NIH Enterprise Architecture Home

Data Principles

Description

High level statements of NIH's fundamental values that guide decision-making for data and data technology.

Principles

Data Availability - Enterprise data will be made readily available, so as not to delay the business processes, and will enable appropriate sharing across the enterprise

Rationale: Data integrity is at its highest level when the central management of changes to data is  done by an authoritative source of record.

Data Creation - All enterprise data should be captured once at the point of its creation.

Rationale: This principle will promote the efficiency; accuracy and consistency of data.

Data As a Business Asset - Data is a business asset and will be organized and managed to ensure that its value to the enterprise is maximized.

Rationale: Organizing and managing the key data assets of the company drive the business processes needed to run the enterprise.
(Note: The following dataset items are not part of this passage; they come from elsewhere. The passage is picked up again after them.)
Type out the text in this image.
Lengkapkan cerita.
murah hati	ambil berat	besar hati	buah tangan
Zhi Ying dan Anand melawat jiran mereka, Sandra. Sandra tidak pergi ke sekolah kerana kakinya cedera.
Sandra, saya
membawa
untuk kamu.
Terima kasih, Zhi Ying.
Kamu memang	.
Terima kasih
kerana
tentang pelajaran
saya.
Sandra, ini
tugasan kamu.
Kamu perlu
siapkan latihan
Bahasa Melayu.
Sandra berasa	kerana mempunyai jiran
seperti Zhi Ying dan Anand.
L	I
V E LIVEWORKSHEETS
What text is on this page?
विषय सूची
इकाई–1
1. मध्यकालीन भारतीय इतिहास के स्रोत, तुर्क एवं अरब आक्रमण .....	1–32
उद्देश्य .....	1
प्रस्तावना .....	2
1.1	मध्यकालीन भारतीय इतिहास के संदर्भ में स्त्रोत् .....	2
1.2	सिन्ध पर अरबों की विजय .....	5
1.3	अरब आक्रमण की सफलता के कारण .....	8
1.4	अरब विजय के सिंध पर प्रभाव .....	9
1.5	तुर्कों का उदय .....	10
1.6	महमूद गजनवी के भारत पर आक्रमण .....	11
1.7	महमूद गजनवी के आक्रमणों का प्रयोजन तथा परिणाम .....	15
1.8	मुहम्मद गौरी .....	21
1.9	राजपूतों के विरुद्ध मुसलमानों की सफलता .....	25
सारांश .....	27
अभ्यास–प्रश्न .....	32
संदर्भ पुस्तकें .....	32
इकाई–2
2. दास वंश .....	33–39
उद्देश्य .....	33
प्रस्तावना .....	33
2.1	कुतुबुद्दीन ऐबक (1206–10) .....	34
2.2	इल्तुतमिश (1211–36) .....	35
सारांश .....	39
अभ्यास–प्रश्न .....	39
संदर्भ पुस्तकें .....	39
Support Federal Mandates - Data supporting any federal government mandate, such as the current eGov initiative, is defined as enterprise data.

Rationale: The data will support the mandatory policies and procedures of any federal government mandates.

Data Ownership - All enterprise data will have an identified business owner and a technical owner. The business owner will be responsible for defining and publishing the logical data, defining the sensitivity and criticality of the data and approving changes from a business perspective. The technical owner will define and publish the physical implementation of the logical data, adhering to the architectural data standards.

Rationale: Lack of a defined business and technical owner will lead to confusion as to who can change the data.

Standardization of Shared Data - Enterprise data standards should be identified when the value of interoperability with other information systems exceeds the value of uniqueness.

Rationale: There is a cost to standardization and a tradeoff analysis should be done.

Standardization of Common Data - Enterprise data standards should be identified when the value of commonality across NIH exceeds the value of uniqueness.

Rationale: Standardization may reduce the duplication of effort and provide improved reporting. It may reduce the number of IC-managed systems.

Data Integrity - Authority to create and maintain the data will reside with those most knowledgeable about the data or those most able to control its accuracy.

Rationale: Those with the most knowledge of the data will have the greatest ability to maintain it accurately.

Primary Data Source - All enterprise data will have an authoritative, official, primary data source that is the location for all Create, Update and Delete actions. All copies of enterprise data will be considered secondary and will not be updated as part of business transactions.

Rationale: In order for enterprise data to be managed effectively, there can be only one primary source for each data element. Otherwise, inconsistent and erroneous data may result.

Data Identifiers - Every object in the enterprise will contain a globally unique identifier. That identifier will be in the form of the Universally Unique Identifier (UUID).1

Rationale: In an integrated environment, it is frequently necessary to retrieve objects (or data) from other more authoritative sources for that information. To do that reliably requires that the requestor be able to make an unambiguous request. Unique identifiers provide an unambiguous name for the desired data.

Time Table

This architecture definition approved on: August 5, 2003

The next review is scheduled in: None scheduled.